Hello, and welcome to the final episode of Software Carpentry. We're going to wrap up the course by looking at a few key ideas that underpin everything else we've done. We have left them to the end because like most big ideas, they don't make sense until you have seen the examples that they are generalizations of.
Our seven principles are:
Let's take them in order. First, and most importantly, it's all just data. Shopping lists, email, pictures of far-off galaxies: inside the computer, they're all just ones and zeroes.
Even programs are just data: in fact, this is the key insight that all of modern computing is built on. The source code for a program is just a bunch of text files, no different from a thesis. Once that text is compiled or loaded into memory, it's just bytes too, and pushing those bytes around is no different from correcting a typo in an address list or changing the color of a pixel in an image file.
If you understand this—if you understand that programs are just another kind of data—then every bit of programming you do will be easier.
The second idea is a complement to the first. Data doesn't mean anything on its own—it has to be interpreted. The thirty-two bits 01100100011000010111100001100001 are simultaneously the word 'data', the integer 1,684,108,385, the floating-point number 1.6635613602263159e+22, a bluish-gray pixel that's slightly transparent, a medium-loud sound sample with slightly higher volume in the left channel, an instruction to copy the content of register 100 (out of 128) to a location in memory that's 97 bytes past the address currently stored in register 116, or a point near the outer edge of one of the superconducting magnets in a CAT scanner if the file those four bytes are in is a CAD model.

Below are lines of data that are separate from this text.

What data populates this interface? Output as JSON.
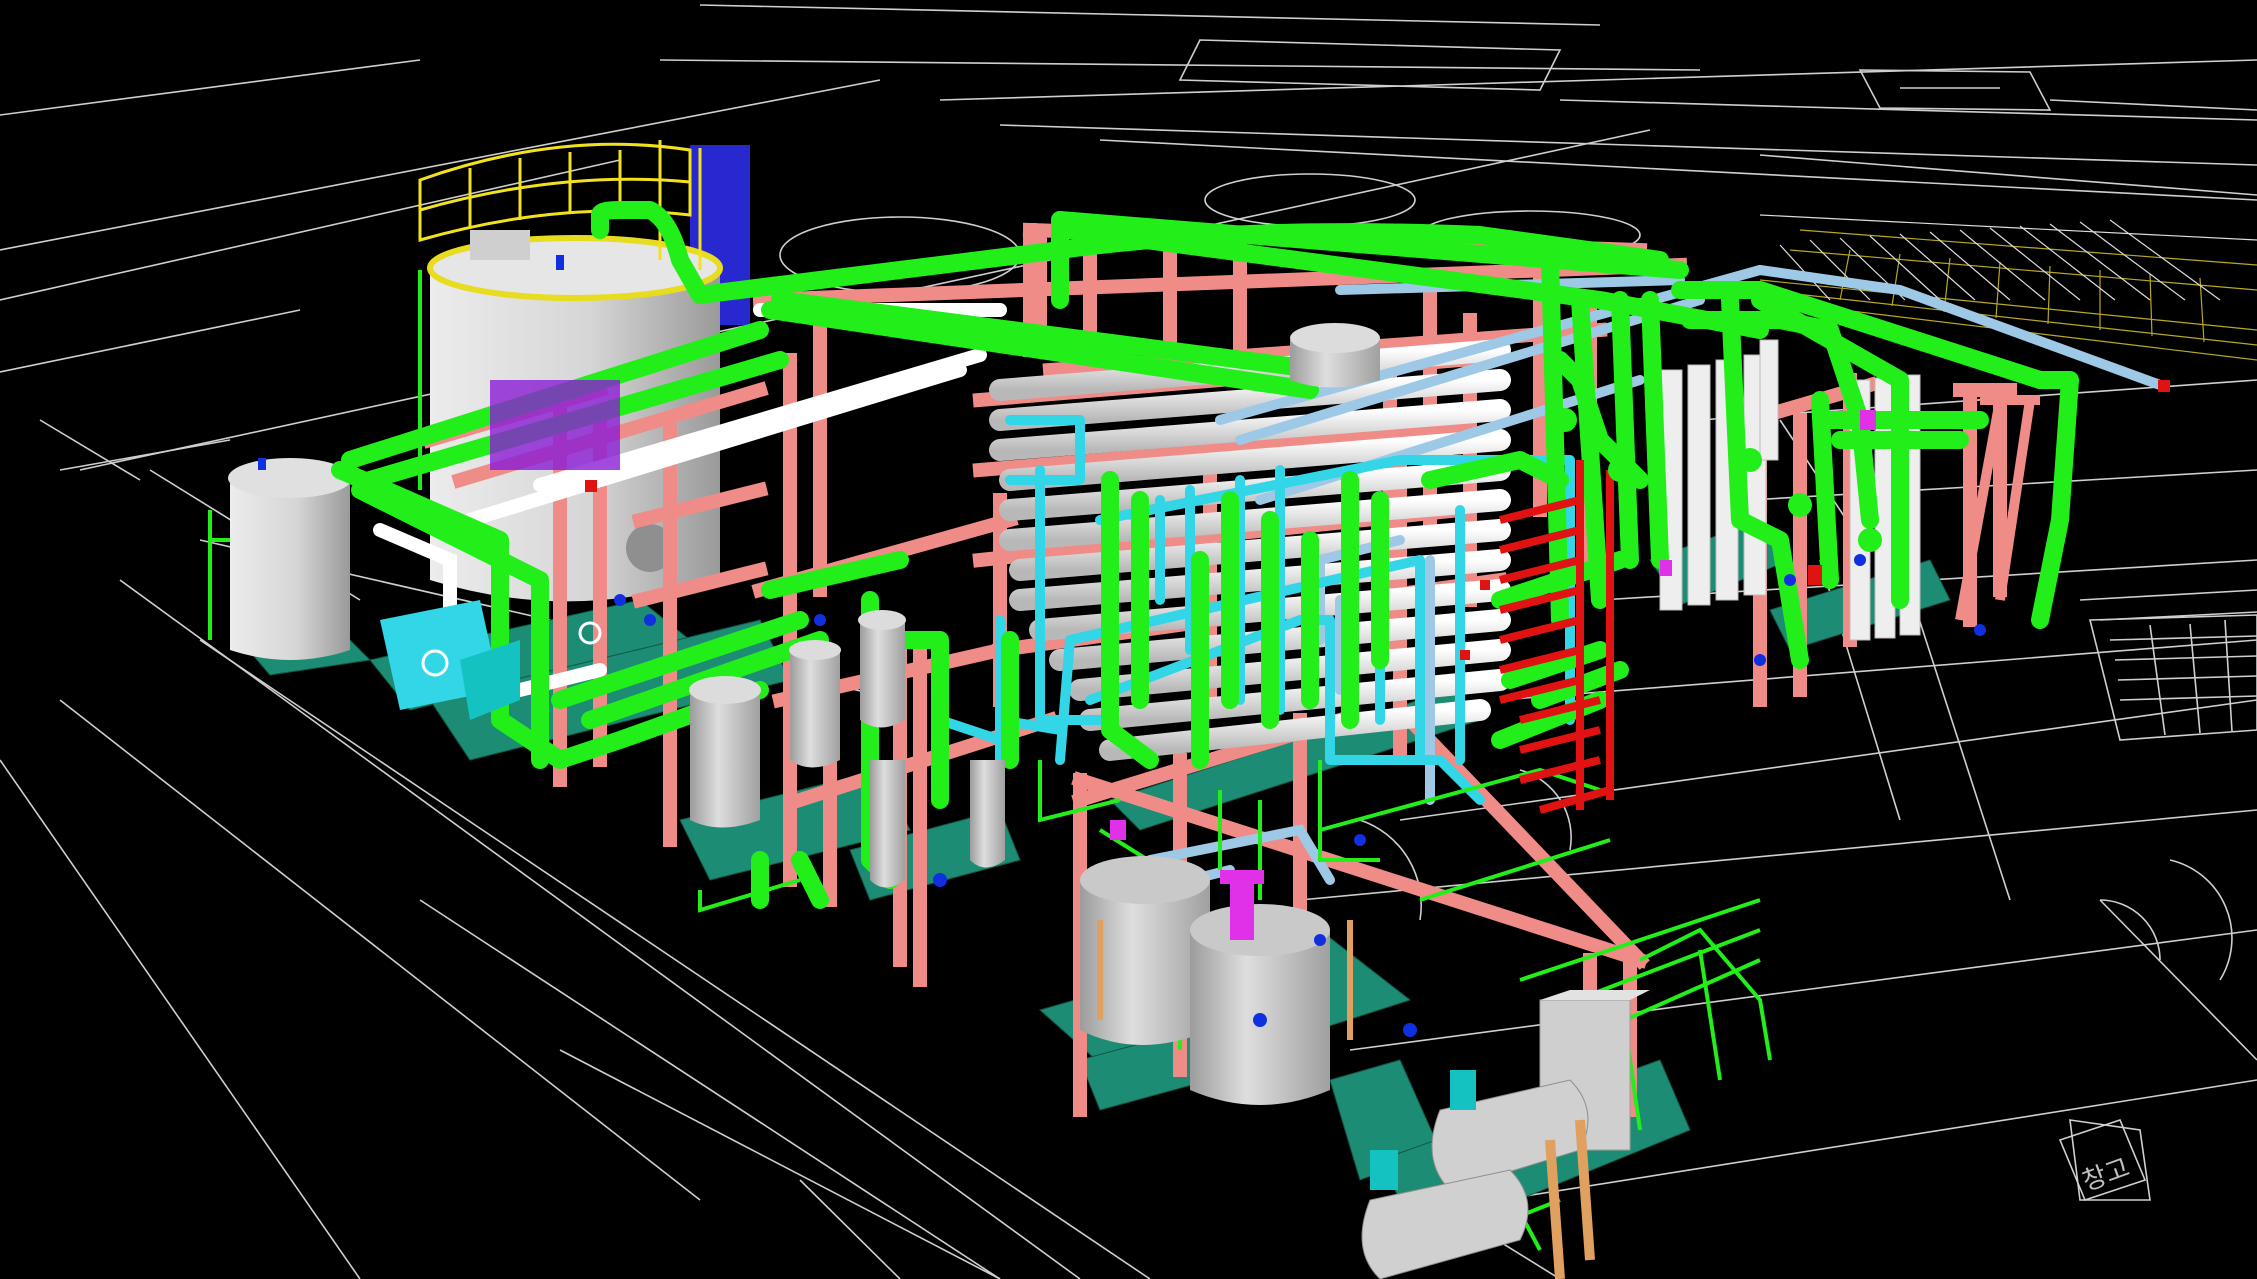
{
  "scene": {
    "description_labels": {
      "room_label": "창고"
    },
    "colors": {
      "background": "#000000",
      "cad_lines": "#d9d9d9",
      "cad_lines_dim": "#8a8a8a",
      "pipe_main": "#22ee1a",
      "pipe_secondary": "#33d6e6",
      "pipe_light": "#9ec9e6",
      "structure": "#f08c88",
      "vessel": "#d8d8d8",
      "vessel_dark": "#a9a9a9",
      "skid": "#1c8c74",
      "platform_rail": "#f2e21e",
      "valve_red": "#e01212",
      "valve_blue": "#1030e0",
      "valve_magenta": "#e030e8",
      "duct_blue": "#2020c8",
      "white_pipe": "#f2f2f2",
      "wood": "#e0a060",
      "cyan_box": "#14c2c2"
    }
  }
}
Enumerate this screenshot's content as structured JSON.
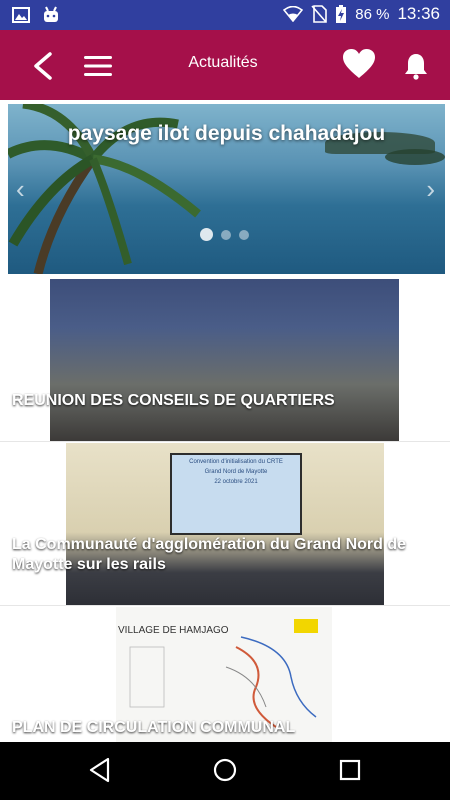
{
  "status_bar": {
    "battery": "86 %",
    "time": "13:36"
  },
  "app_bar": {
    "title": "Actualités"
  },
  "slider": {
    "caption": "paysage ilot depuis chahadajou",
    "prev_glyph": "‹",
    "next_glyph": "›",
    "slide_count": 3,
    "active_slide": 1
  },
  "news": [
    {
      "headline": "REUNION DES CONSEILS DE QUARTIERS"
    },
    {
      "headline": "La Communauté d'agglomération du Grand Nord de Mayotte sur les rails",
      "screen_text": [
        "Convention d'initialisation du CRTE",
        "Grand Nord de Mayotte",
        "22 octobre 2021"
      ]
    },
    {
      "headline": "PLAN DE CIRCULATION COMMUNAL",
      "map_title": "VILLAGE DE HAMJAGO"
    }
  ],
  "colors": {
    "status_bar": "#303F9F",
    "app_bar": "#A5104A",
    "nav_bar": "#000000"
  }
}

The reason for this is that machines don't understand; they obey. If you look at this image, you can't help but see the word "data":
A machine doesn't; it doesn't even see four blobs of blue pixels on a gray background, because it doesn't "see" anything. The computer stores this image, and a program, as bits in memory. If those bits happen to correspond to instructions for the computer's CPU, and if those instructions happen to make up a program for detecting shapes in images and matching those shapes with letters in the alphabet, then the computer may very well output "data", but it doesn't understand. Calling a variable "temperature" doesn't mean the computer will store a temperature in it—it would do exactly the same thing if the variable was called "pressure" or "frankenstein" or "a7".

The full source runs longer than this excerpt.